Good Morning, all. As I noted on my last post I suddenly found myself with a time sensitive project. I thought I had three weeks to leisurely finish the quilt I was making for my sister's 50th birthday but suddenly had only four days. Here it is. I call it 'My Sister's Garden.' I had the major portion done including the trailing vine. All I had to do was make the soft sculpture butterflies and flowers and add them along with the little gold leaves. Here is a close up. It turned out rather well and made a splash at the party last Sunday.

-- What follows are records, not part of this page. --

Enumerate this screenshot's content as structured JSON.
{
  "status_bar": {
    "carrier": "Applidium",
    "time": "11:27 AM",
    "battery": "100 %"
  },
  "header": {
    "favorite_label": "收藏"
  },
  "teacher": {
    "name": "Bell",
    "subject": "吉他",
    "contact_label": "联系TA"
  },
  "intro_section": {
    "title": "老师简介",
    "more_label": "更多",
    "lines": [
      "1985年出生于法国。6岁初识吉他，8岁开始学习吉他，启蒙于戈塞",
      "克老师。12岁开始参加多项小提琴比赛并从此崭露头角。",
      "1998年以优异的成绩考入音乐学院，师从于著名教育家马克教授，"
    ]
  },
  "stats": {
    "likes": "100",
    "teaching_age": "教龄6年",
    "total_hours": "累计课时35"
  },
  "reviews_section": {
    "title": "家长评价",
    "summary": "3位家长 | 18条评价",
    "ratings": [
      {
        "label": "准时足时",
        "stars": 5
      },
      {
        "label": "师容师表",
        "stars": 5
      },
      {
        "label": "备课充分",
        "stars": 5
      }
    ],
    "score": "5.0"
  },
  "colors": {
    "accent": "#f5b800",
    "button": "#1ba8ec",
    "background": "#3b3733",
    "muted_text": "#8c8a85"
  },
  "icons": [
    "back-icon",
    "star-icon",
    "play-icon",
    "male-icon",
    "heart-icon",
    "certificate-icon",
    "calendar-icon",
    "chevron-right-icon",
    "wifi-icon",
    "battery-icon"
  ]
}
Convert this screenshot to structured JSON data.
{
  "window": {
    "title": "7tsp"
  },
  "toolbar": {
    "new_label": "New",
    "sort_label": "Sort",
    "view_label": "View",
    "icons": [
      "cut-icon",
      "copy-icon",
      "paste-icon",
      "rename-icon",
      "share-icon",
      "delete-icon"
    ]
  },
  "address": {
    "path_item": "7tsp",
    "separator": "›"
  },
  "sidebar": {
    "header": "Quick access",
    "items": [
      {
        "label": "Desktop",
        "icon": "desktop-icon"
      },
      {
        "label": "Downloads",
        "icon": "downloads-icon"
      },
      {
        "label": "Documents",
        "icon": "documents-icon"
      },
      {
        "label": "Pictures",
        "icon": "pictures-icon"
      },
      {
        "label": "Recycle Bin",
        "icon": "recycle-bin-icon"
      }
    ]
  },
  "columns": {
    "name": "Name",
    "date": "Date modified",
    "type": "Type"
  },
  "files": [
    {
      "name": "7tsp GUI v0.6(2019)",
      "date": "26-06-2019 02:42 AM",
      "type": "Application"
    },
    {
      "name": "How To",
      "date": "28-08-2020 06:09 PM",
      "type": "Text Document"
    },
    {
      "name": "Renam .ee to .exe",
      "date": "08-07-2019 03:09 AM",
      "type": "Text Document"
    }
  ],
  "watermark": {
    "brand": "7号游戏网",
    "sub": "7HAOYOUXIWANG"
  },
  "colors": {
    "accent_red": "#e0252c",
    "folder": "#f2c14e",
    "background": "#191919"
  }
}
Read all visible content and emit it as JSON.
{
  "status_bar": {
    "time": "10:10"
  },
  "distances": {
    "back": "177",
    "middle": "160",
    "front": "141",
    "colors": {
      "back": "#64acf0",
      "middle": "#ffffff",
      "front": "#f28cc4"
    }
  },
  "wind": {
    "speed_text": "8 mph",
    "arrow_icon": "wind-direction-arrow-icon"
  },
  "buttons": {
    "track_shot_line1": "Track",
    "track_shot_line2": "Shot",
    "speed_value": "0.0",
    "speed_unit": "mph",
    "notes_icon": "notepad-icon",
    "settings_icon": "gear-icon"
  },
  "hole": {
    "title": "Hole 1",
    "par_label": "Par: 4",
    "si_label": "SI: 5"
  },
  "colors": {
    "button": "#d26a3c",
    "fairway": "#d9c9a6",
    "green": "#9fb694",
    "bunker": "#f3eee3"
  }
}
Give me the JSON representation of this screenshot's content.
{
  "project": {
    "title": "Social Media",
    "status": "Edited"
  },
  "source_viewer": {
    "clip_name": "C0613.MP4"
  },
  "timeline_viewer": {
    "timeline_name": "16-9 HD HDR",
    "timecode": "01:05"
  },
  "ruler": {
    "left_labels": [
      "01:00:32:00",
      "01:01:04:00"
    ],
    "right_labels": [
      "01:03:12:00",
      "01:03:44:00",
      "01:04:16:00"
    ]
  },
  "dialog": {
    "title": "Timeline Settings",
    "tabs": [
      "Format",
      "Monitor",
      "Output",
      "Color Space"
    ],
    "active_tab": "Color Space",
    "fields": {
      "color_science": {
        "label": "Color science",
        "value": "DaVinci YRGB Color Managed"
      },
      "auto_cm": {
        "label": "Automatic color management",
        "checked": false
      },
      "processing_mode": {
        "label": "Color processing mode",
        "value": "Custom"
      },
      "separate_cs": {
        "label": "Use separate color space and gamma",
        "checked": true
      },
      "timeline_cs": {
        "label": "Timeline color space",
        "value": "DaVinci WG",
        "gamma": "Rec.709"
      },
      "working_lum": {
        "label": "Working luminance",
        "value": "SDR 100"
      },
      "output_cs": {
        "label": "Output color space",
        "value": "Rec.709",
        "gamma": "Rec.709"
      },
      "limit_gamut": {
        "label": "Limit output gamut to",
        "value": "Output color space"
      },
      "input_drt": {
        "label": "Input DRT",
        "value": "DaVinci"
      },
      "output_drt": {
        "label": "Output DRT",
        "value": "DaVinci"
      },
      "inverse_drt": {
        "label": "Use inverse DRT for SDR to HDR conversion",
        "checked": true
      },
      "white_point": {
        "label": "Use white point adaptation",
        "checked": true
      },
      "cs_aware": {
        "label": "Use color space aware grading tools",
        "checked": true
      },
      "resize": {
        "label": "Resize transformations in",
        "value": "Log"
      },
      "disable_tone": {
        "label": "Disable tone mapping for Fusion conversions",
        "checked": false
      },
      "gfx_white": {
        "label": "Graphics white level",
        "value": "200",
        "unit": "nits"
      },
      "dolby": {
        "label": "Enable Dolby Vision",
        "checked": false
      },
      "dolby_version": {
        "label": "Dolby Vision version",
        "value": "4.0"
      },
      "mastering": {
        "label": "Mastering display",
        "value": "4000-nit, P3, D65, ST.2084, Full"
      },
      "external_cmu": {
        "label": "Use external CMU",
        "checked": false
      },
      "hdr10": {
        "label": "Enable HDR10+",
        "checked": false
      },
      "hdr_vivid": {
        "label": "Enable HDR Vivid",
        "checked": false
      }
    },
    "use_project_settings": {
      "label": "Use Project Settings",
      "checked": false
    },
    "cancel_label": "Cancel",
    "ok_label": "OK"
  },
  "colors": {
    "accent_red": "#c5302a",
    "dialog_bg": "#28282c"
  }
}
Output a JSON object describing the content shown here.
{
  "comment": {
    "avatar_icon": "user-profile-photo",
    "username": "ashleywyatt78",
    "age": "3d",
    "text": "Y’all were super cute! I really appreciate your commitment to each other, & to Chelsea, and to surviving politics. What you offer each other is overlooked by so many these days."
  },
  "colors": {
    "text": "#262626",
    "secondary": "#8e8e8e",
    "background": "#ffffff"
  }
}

I spent most of the last four days cleaning up part of the sewing section of our computer/sewing room. I finished six quilts in the last two years and the space was a cluttered mess. I have most of it in a much better condition now and a better idea of what I have and where it is. Mom and I joke that we clean when the 'spirit moves and thankfully it doesn't move very often.' Now I will get on to other things.
Thanks to Kay at Kay's Thinking Cap, I am trying out the 'Following' feature and filling in those I visit daily. New features intrigue me. We'll see what happens. By the way Kay has a great groaner today. Check it out.
Ronni Bennett at Time Goes By has a new post dealing with the various incarnation of the bailout. Yes, I still refer to it as a bailout. I am glad to see I am not the only old crone on the Cynical Express. I have had the sinking feeling for some time that all the funny money Paulson and Bernanke are throwing at the mess will only make the final chapters of this sorry mess more painful. As Ronni noted none of the measures taken so far address the problem of consumers in a consumer driven economy who can no longer consume in the heroic proportions of the near past. Worse, we don't even ask the more basic question: should we base our economy on consumption almost entirely? If not, how can we restructure it? Just this morning the news listed new mega-layoffs. That merely means tens of thousands more consumers entering the ranks of non-consumers.
I will make one last observation before hanging it up for today. As I listened to the comments on the economy that floated through the air at my sister's birthday party I found many people as unhappy with the current and potential targeting of economic resources as I am. Several people were unmoved by the media's focus on the potential damage to the economy if one or more of the Big Three automakers went down. The major question commentators had was: why reward monumental stupidity? The same goes for the financial companies. More than one person noted that AIG, not once but twice, hosted meetings at luxurious resorts after receiving, not one but two, and asking for a third, infusion of money from the government. I am afraid that the latest excuse, that most of the cost was paid by corporate contributors, fell on deaf ears.